Marie Trintignant est morte. Elle était jeune, belle, indépendante. Je l’avais rencontrée au cours d’une projection privée de la série télévisée de Victoire ou la Douleur des femmes réalisée par sa mère Nadine. Elle y incarnait une jeune femme qui s’éveillait à la conscience féministe. Qui refusait d’abdiquer sa dignité de femme, même dans l’amour. Elle choisissait de défendre, dans un grand procès, le droit à l’avortement. La revendication de la liberté des libertés : le droit de "choisir".

Nous avions longuement parlé. Sa fraîcheur et son engagement pour les droits des femmes - et pour les siens d’abord - lui donnaient une sorte de luminosité et, pour s’exprimer dans le rôle, un réel talent. Marie Trintignant avait un compagnon, dont sans doute elle était éprise.

Un soir, ce 27 juillet vers 23 heures, ils se disputent. J’imagine un échange de mots durs, blessants d’abord, comme commencent toutes les disputes de couple. Elle a dû se cabrer. Gifles et coups. Son visage tuméfié en porte les traces.

En revanche, pas de traces de violence, semble-t-il, sur son compagnon. Unilatéralisme de la violence physique. Rapport de forces classique homme-femme. Marie s’évanouit, dit l’agresseur. Elle entre en fait dans le coma. Il la croit endormie, dit-il encore. Et n’appelle les secours qu’à 7h30 du matin, le lendemain. Trop tard. Dégâts irréversibles. Marie meurt, Marie est morte.

Les coups portés l’ont-ils directement tuée, dans le délire de l’affrontement et de l’alcool ? Ou ont-ils provoqué la chute et le grave traumatisme crânien dont elle ne se relèvera pas ?

Peu importe. Sans doute le violent n’aura-t-il pas voulu tuer. Mais seulement avoir raison, l’emporter, la corriger peut-être. Et toujours, comme partout dans le monde, depuis des millénaires et dans toutes les classes de la société, par la violence de l’homme contre la femme.

Que deviennent aujourd’hui les affirmations de celles qui, dans des livres tumultueux, dénoncent la "victimisation" des femmes battues, leur "complot" pour se faire reconnaître droits et protection (indus), leurs affabulations, en somme ?

Et les palabres, sous couvert de rigueur scientifique, autour de l’amalgame, faits par les chercheur(e)s entre les différentes formes de violence conjugale ?

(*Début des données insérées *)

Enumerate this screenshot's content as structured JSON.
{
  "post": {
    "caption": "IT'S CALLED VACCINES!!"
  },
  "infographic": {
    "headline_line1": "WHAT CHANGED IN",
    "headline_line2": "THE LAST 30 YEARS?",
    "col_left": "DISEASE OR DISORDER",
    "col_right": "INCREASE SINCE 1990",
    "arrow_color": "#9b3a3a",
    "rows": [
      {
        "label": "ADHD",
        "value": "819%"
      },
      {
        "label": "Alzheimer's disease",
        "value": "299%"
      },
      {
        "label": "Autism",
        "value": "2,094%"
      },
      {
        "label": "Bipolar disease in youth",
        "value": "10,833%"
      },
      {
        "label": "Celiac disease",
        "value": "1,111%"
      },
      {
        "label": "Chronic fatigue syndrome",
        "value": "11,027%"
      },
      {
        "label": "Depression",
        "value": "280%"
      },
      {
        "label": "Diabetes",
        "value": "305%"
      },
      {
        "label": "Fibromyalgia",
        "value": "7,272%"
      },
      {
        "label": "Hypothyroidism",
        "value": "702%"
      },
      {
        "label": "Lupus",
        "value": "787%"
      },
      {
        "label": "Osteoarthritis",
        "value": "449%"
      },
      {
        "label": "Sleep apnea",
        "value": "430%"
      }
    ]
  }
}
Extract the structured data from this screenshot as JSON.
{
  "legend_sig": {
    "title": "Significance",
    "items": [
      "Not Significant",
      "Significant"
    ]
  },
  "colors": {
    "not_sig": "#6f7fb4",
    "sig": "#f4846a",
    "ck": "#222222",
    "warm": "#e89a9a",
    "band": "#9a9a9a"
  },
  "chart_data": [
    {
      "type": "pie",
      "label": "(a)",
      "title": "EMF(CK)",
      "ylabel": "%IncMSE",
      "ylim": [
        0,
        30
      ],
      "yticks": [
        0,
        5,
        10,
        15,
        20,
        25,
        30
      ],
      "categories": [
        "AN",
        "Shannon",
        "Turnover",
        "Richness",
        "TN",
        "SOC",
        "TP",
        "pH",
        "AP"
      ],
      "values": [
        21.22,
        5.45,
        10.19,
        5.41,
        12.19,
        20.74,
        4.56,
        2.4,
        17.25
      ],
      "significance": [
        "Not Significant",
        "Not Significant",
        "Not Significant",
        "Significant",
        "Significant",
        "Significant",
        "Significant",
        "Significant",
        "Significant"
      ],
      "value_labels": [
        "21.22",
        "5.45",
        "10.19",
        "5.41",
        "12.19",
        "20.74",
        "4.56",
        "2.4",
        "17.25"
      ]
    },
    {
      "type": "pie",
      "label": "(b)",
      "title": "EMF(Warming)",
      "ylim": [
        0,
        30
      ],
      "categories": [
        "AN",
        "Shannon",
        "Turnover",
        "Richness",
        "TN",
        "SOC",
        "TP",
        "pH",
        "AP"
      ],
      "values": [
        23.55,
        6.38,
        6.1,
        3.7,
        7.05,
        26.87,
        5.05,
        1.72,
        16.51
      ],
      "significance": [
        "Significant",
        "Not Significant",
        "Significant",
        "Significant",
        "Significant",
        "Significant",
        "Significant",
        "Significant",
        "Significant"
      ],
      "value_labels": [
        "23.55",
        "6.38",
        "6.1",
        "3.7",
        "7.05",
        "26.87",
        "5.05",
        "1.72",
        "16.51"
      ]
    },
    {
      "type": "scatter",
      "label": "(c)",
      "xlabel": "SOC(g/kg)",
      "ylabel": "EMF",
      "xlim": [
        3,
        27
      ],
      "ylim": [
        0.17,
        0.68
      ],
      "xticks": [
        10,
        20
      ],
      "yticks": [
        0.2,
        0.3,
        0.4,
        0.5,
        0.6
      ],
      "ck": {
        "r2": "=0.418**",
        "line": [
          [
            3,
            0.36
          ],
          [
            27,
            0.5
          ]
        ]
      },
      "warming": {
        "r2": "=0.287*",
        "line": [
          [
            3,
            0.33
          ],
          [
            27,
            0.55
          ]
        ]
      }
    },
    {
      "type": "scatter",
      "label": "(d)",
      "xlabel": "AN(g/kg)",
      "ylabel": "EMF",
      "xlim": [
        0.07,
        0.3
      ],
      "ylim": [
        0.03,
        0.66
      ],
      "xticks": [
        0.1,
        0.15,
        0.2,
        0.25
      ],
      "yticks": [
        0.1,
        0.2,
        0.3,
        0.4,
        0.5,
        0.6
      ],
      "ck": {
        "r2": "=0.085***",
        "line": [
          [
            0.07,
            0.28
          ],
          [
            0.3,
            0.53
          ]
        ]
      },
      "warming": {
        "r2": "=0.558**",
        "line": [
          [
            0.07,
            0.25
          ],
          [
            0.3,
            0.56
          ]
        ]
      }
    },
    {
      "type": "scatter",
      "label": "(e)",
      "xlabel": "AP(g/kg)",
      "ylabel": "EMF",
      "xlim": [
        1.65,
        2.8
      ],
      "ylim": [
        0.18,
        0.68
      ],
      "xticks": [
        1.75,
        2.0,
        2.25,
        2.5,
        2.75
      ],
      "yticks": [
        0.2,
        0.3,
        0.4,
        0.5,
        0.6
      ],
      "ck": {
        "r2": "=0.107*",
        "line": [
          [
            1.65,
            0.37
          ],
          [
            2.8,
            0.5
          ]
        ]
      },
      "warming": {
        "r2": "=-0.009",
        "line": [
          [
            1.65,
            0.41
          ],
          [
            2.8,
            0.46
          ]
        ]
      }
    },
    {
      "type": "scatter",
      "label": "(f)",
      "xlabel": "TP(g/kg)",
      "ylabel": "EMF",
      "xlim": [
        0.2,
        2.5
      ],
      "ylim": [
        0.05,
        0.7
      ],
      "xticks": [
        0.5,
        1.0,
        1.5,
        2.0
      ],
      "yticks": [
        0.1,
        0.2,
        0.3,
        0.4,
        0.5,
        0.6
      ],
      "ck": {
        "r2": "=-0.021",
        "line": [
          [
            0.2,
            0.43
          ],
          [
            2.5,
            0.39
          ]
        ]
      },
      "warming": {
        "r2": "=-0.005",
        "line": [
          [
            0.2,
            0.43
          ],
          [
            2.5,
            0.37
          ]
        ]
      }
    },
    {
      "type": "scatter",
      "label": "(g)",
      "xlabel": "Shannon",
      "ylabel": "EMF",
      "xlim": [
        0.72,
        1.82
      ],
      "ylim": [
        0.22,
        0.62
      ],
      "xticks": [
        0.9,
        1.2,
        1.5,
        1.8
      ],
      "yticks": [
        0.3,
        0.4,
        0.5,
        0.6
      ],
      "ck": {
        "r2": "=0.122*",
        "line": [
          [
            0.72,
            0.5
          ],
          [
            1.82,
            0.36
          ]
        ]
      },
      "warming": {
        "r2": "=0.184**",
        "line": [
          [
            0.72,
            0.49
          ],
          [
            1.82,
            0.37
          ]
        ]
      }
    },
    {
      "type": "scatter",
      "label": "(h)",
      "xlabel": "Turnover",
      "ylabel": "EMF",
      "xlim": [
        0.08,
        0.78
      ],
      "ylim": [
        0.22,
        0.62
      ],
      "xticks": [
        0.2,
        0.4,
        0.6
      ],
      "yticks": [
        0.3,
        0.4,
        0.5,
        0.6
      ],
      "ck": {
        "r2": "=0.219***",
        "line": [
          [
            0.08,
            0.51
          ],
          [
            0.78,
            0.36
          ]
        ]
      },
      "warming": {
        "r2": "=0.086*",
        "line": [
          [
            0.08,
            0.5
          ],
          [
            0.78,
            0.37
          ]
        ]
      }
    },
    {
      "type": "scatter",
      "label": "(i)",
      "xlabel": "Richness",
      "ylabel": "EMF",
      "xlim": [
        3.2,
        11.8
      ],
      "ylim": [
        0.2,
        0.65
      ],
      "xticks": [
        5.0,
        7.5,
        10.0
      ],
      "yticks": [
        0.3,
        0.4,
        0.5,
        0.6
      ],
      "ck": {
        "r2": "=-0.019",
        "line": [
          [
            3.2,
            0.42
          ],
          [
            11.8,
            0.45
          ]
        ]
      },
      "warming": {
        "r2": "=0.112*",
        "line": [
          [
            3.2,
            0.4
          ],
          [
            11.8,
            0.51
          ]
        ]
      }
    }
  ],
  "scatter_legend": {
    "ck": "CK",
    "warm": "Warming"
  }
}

Faudrait-il tronçonner ce "continuum" de la violence universellement reconnu ? Injures, puis gifles, coups de poing... jusqu’au crâne éclaté et à la mort ?

La violence conjugale tue.

Marie Trintignant, par sa fin tragique, devient un symbole.

Mis en ligne sur Sisyphe le 9 septembre 2003

Reproduit avec l’autorisation de l’auteure.
Article paru dans l’édition du 05.08.03 du journal Le Monde.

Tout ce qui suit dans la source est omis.